Discours incendiaires, formules lapidaires : l'héritier de Pim Fortuyn, le populiste assassiné en 2002, milite pour que les Pays-Bas abandonnent la monnaie unique, quittent l'Union européenne et l'espace sans passeport Schengen et cessent de contribuer aux aides financières aux pays du sud de l'Europe.
M. Wilders avait d'ailleurs provoqué la chute du gouvernement minoritaire de Mark Rutte, qu'il soutenait avec son parti à la chambre basse du parlement, en claquant la porte de négociations en vue de ramener le déficit public 2013 sous la barre des 3%, la limite en vigueur dans la zone euro.
Le député à la chevelure oxygénée soigneusement coiffée vers l'arrière avait alors refusé d'approuver un budget d'austérité imposé, selon lui, par "les diktats de Bruxelles".
"La perte de souveraineté, le fait de ne plus être le maître dans son propre pays, ce sont des thèmes qui cadrent parfaitement avec son idéologie", explique Bert van den Braak, chercheur en politique à l'université de Leiden (ouest).
"Ce thème lui donne beaucoup plus de chances que s'il était resté sur le débat sur l'islam", poursuit M. Van den Braak : "on connaît ce discours-là, Wilders devait proposer quelque chose de nouveau".
Vivant sous protection policière permanente, Geert Wilders lutte contre ce qu'il appelle "l'islamisation des Pays-Bas", appelant notamment à interdire le Coran et la burqa.
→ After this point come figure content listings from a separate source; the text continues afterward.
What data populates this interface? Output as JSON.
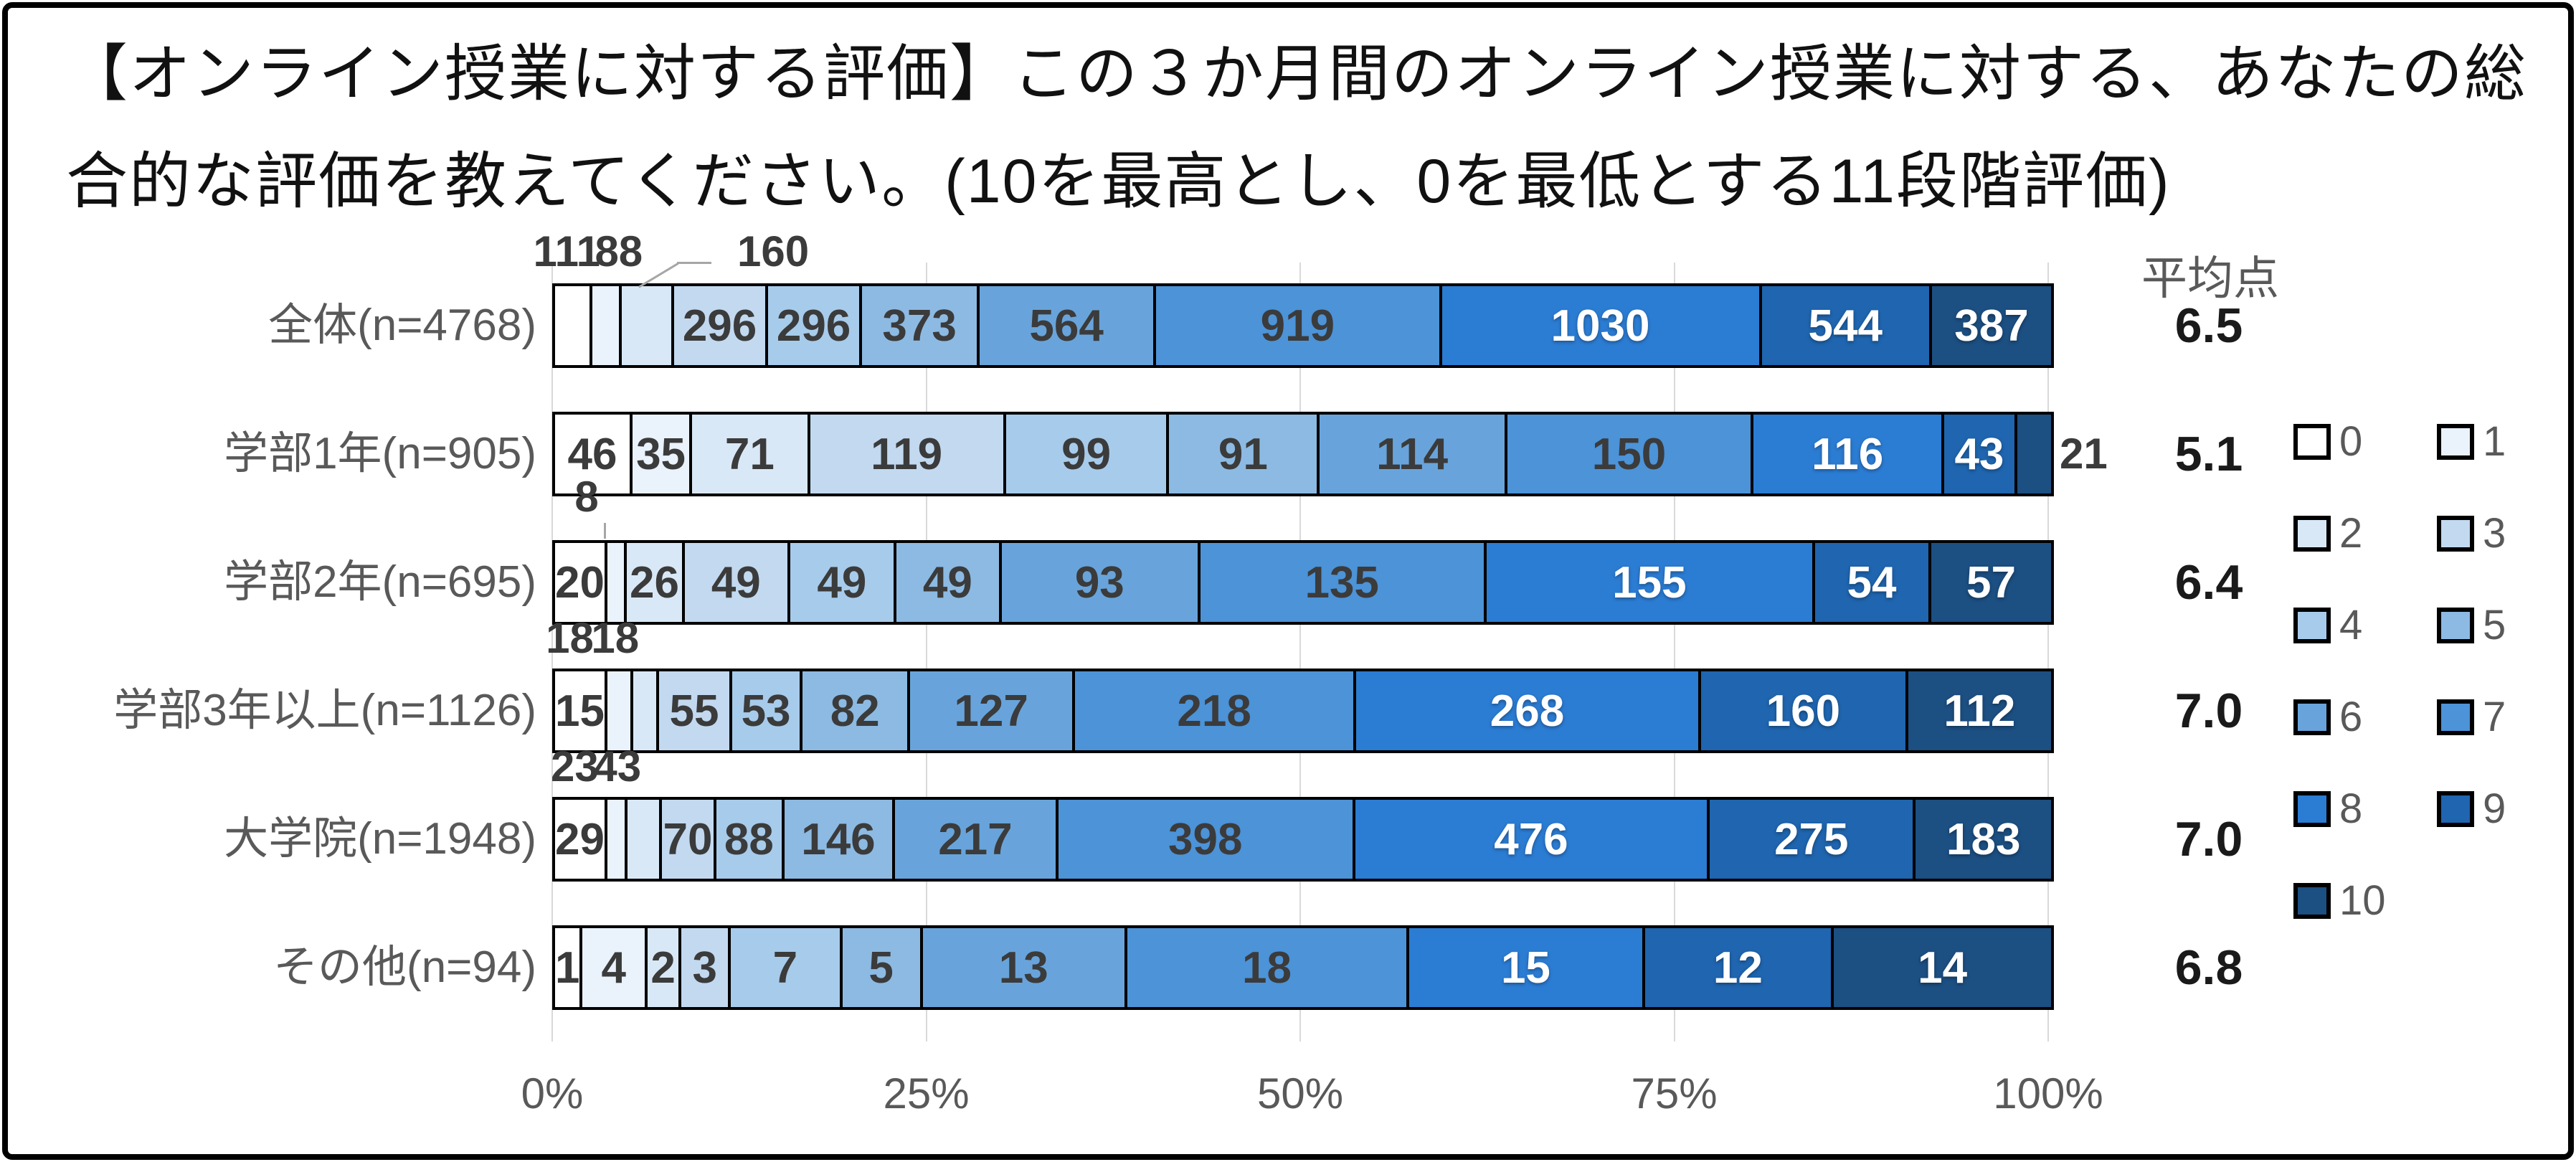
{
  "title": {
    "line1": "【オンライン授業に対する評価】この３か月間のオンライン授業に対する、あなたの総",
    "line2": "合的な評価を教えてください。(10を最高とし、0を最低とする11段階評価)"
  },
  "average_header": "平均点",
  "colors": {
    "palette": [
      "#FFFFFF",
      "#EAF2FB",
      "#D9E8F6",
      "#C2D9F0",
      "#A7CBEB",
      "#8CBAE3",
      "#68A4DB",
      "#4C93D8",
      "#2B7CD3",
      "#1F65AF",
      "#1C4F82"
    ],
    "segment_border": "#000000",
    "dark_label": "#3B3B3B",
    "light_label": "#FFFFFF",
    "gridline": "#D9D9D9",
    "axis_text": "#595959",
    "leader": "#A6A6A6"
  },
  "chart_data": {
    "type": "bar",
    "stacked": true,
    "orientation": "horizontal",
    "title": "【オンライン授業に対する評価】この３か月間のオンライン授業に対する、あなたの総合的な評価を教えてください。(10を最高とし、0を最低とする11段階評価)",
    "xlabel": "",
    "ylabel": "",
    "x_ticks": [
      "0%",
      "25%",
      "50%",
      "75%",
      "100%"
    ],
    "xlim_percent": [
      0,
      100
    ],
    "grid": true,
    "legend_position": "right",
    "series_labels": [
      "0",
      "1",
      "2",
      "3",
      "4",
      "5",
      "6",
      "7",
      "8",
      "9",
      "10"
    ],
    "legend_pairs": [
      [
        "0",
        "1"
      ],
      [
        "2",
        "3"
      ],
      [
        "4",
        "5"
      ],
      [
        "6",
        "7"
      ],
      [
        "8",
        "9"
      ],
      [
        "10"
      ]
    ],
    "categories": [
      "全体(n=4768)",
      "学部1年(n=905)",
      "学部2年(n=695)",
      "学部3年以上(n=1126)",
      "大学院(n=1948)",
      "その他(n=94)"
    ],
    "rows": [
      {
        "label": "全体(n=4768)",
        "total": 4768,
        "average": "6.5",
        "values": [
          111,
          88,
          160,
          296,
          296,
          373,
          564,
          919,
          1030,
          544,
          387
        ],
        "callouts": [
          {
            "i": 0,
            "dx": -4,
            "gap": 12
          },
          {
            "i": 1,
            "dx": 25,
            "gap": 12
          },
          {
            "i": 2,
            "dx": 186,
            "gap": 12,
            "leader": "slant"
          }
        ]
      },
      {
        "label": "学部1年(n=905)",
        "total": 905,
        "average": "5.1",
        "values": [
          46,
          35,
          71,
          119,
          99,
          91,
          114,
          150,
          116,
          43,
          21
        ],
        "outside_right": {
          "i": 10
        }
      },
      {
        "label": "学部2年(n=695)",
        "total": 695,
        "average": "6.4",
        "values": [
          20,
          8,
          26,
          49,
          49,
          49,
          93,
          135,
          155,
          54,
          57
        ],
        "callouts": [
          {
            "i": 1,
            "dx": -24,
            "gap": 28,
            "leader": "vert"
          }
        ]
      },
      {
        "label": "学部3年以上(n=1126)",
        "total": 1126,
        "average": "7.0",
        "values": [
          15,
          18,
          18,
          55,
          53,
          82,
          127,
          218,
          268,
          160,
          112
        ],
        "callouts": [
          {
            "i": 1,
            "dx": -20,
            "gap": 10
          },
          {
            "i": 2,
            "dx": 10,
            "gap": 10
          }
        ]
      },
      {
        "label": "大学院(n=1948)",
        "total": 1948,
        "average": "7.0",
        "values": [
          29,
          23,
          43,
          70,
          88,
          146,
          217,
          398,
          476,
          275,
          183
        ],
        "callouts": [
          {
            "i": 1,
            "dx": -12,
            "gap": 10
          },
          {
            "i": 2,
            "dx": 12,
            "gap": 10
          }
        ]
      },
      {
        "label": "その他(n=94)",
        "total": 94,
        "average": "6.8",
        "values": [
          1,
          4,
          2,
          3,
          7,
          5,
          13,
          18,
          15,
          12,
          14
        ]
      }
    ]
  }
}
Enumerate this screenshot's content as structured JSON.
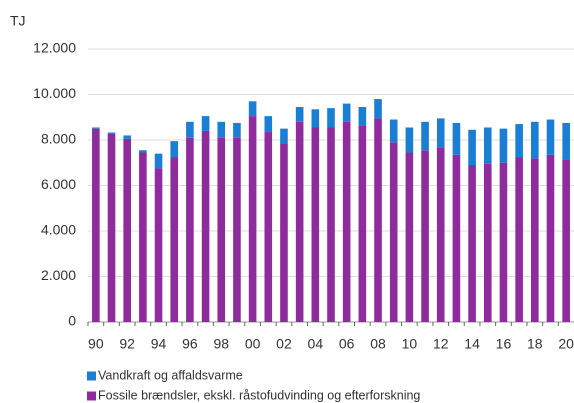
{
  "chart_data": {
    "type": "stacked_bar",
    "y_label": "TJ",
    "categories": [
      "90",
      null,
      "92",
      null,
      "94",
      null,
      "96",
      null,
      "98",
      null,
      "00",
      null,
      "02",
      null,
      "04",
      null,
      "06",
      null,
      "08",
      null,
      "10",
      null,
      "12",
      null,
      "14",
      null,
      "16",
      null,
      "18",
      null,
      "20"
    ],
    "series": [
      {
        "name": "Fossile brændsler, ekskl. råstofudvinding og efterforskning",
        "color": "#8e2c9e",
        "values": [
          8500,
          8280,
          8050,
          7450,
          6750,
          7250,
          8100,
          8400,
          8100,
          8100,
          9050,
          8350,
          7850,
          8800,
          8550,
          8550,
          8800,
          8650,
          8950,
          7900,
          7450,
          7550,
          7650,
          7350,
          6900,
          6950,
          7000,
          7250,
          7200,
          7350,
          7150
        ]
      },
      {
        "name": "Vandkraft og affaldsvarme",
        "color": "#1a7fd4",
        "values": [
          50,
          50,
          150,
          100,
          650,
          700,
          700,
          650,
          700,
          650,
          650,
          700,
          650,
          650,
          800,
          850,
          800,
          800,
          850,
          1000,
          1100,
          1250,
          1300,
          1400,
          1550,
          1600,
          1500,
          1450,
          1600,
          1550,
          1600
        ]
      }
    ],
    "ylim": [
      0,
      12000
    ],
    "yticks": [
      0,
      {
        "value": 2000,
        "label": "2.000"
      },
      {
        "value": 4000,
        "label": "4.000"
      },
      {
        "value": 6000,
        "label": "6.000"
      },
      {
        "value": 8000,
        "label": "8.000"
      },
      {
        "value": 10000,
        "label": "10.000"
      },
      {
        "value": 12000,
        "label": "12.000"
      }
    ],
    "grid": true
  }
}
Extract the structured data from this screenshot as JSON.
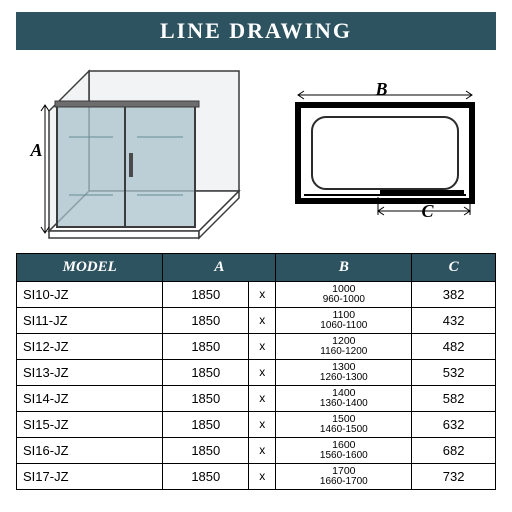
{
  "banner": {
    "title": "LINE DRAWING"
  },
  "colors": {
    "header_bg": "#2e5360",
    "header_text": "#ffffff",
    "border": "#000000",
    "page_bg": "#ffffff"
  },
  "dimension_labels": {
    "A": "A",
    "B": "B",
    "C": "C"
  },
  "left_diagram": {
    "type": "isometric-enclosure",
    "panel_fill": "#a9c3cc",
    "frame_stroke": "#3b3b3b",
    "back_fill": "#f1f3f4"
  },
  "right_diagram": {
    "type": "plan-rectangle",
    "outer_stroke": "#000000",
    "inner_stroke": "#2b2b2b",
    "arrow_stroke": "#000000"
  },
  "table": {
    "headers": [
      "MODEL",
      "A",
      "B",
      "C"
    ],
    "rows": [
      {
        "model": "SI10-JZ",
        "a": "1850",
        "b_main": "1000",
        "b_range": "960-1000",
        "c": "382"
      },
      {
        "model": "SI11-JZ",
        "a": "1850",
        "b_main": "1100",
        "b_range": "1060-1100",
        "c": "432"
      },
      {
        "model": "SI12-JZ",
        "a": "1850",
        "b_main": "1200",
        "b_range": "1160-1200",
        "c": "482"
      },
      {
        "model": "SI13-JZ",
        "a": "1850",
        "b_main": "1300",
        "b_range": "1260-1300",
        "c": "532"
      },
      {
        "model": "SI14-JZ",
        "a": "1850",
        "b_main": "1400",
        "b_range": "1360-1400",
        "c": "582"
      },
      {
        "model": "SI15-JZ",
        "a": "1850",
        "b_main": "1500",
        "b_range": "1460-1500",
        "c": "632"
      },
      {
        "model": "SI16-JZ",
        "a": "1850",
        "b_main": "1600",
        "b_range": "1560-1600",
        "c": "682"
      },
      {
        "model": "SI17-JZ",
        "a": "1850",
        "b_main": "1700",
        "b_range": "1660-1700",
        "c": "732"
      }
    ],
    "x_symbol": "x"
  }
}
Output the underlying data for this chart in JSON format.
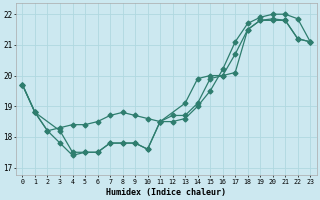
{
  "xlabel": "Humidex (Indice chaleur)",
  "bg_color": "#cce8f0",
  "line_color": "#2e7d6e",
  "grid_color": "#b0d8e0",
  "xlim": [
    -0.5,
    23.5
  ],
  "ylim": [
    16.75,
    22.35
  ],
  "xticks": [
    0,
    1,
    2,
    3,
    4,
    5,
    6,
    7,
    8,
    9,
    10,
    11,
    12,
    13,
    14,
    15,
    16,
    17,
    18,
    19,
    20,
    21,
    22,
    23
  ],
  "yticks": [
    17,
    18,
    19,
    20,
    21,
    22
  ],
  "line1_x": [
    0,
    1,
    2,
    3,
    4,
    5,
    6,
    7,
    8,
    9,
    10,
    11,
    12,
    13,
    14,
    15,
    16,
    17,
    18,
    19,
    20,
    21,
    22,
    23
  ],
  "line1_y": [
    19.7,
    18.8,
    18.2,
    17.8,
    17.4,
    17.5,
    17.5,
    17.8,
    17.8,
    17.8,
    17.6,
    18.5,
    18.7,
    18.7,
    19.1,
    19.9,
    20.0,
    20.1,
    21.5,
    21.8,
    21.85,
    21.8,
    21.2,
    21.1
  ],
  "line2_x": [
    0,
    1,
    2,
    3,
    4,
    5,
    6,
    7,
    8,
    9,
    10,
    11,
    12,
    13,
    14,
    15,
    16,
    17,
    18,
    19,
    20,
    21,
    22,
    23
  ],
  "line2_y": [
    19.7,
    18.8,
    18.2,
    18.3,
    18.4,
    18.4,
    18.5,
    18.7,
    18.8,
    18.7,
    18.6,
    18.5,
    18.5,
    18.6,
    19.0,
    19.5,
    20.2,
    21.1,
    21.7,
    21.9,
    22.0,
    22.0,
    21.85,
    21.1
  ],
  "line3_x": [
    0,
    1,
    3,
    4,
    5,
    6,
    7,
    8,
    9,
    10,
    11,
    13,
    14,
    15,
    16,
    17,
    18,
    19,
    20,
    21,
    22,
    23
  ],
  "line3_y": [
    19.7,
    18.8,
    18.2,
    17.5,
    17.5,
    17.5,
    17.8,
    17.8,
    17.8,
    17.6,
    18.5,
    19.1,
    19.9,
    20.0,
    20.0,
    20.7,
    21.5,
    21.8,
    21.8,
    21.8,
    21.2,
    21.1
  ]
}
Ses déclarations lui avaient d'ailleurs valu un procès pour incitation à la haine lors duquel il avait été relaxé.
Le PVV n'est plus un "partenaire crédible"
Les analystes rappellent toutefois que le Parti pour la Liberté (PVV), créé en 2006, n'était crédité que de 18 sièges lors des sondages précédant les élections du 9 juin 2010. L'extrême droite avait pourtant obtenu 24 sièges, devenant la troisième force politique du pays.
"Les sondages laissent penser que le PVV va rester stable ou enregistrer une légère perte", souligne Claes de Vreese : "ce n'est pas cher payé au vu de la participation du PVV au pouvoir et de la manière dont le gouvernement est tombé à cause d'eux".
Geert Wilders a d'ailleurs opté, selon les analystes, pour la meilleure stratégie possible : faire profil bas le plus longtemps possible et se lancer dans la campagne peu de temps avant les élections.
"Une chose me semble claire, plus personne ne voudra collaborer avec le PVV!", assure toutefois Andre Krouwel, politologue à l'université libre d'Amsterdam : "qu'il obtienne 10 ou 25 sièges de député, il ne jouera absolument aucun rôle lors de la formation du gouvernement".
"Je pense qu'ils ne sont plus vus comme un partenaire crédible au sein de la classe politique néerlandaise", soutient de son côté Claes de Vreese, selon lequel le parti du Premier ministre libéral sortant Mark Rutte perdrait lui aussi "énormément" de crédibilité en s'associant à nouveau au PVV.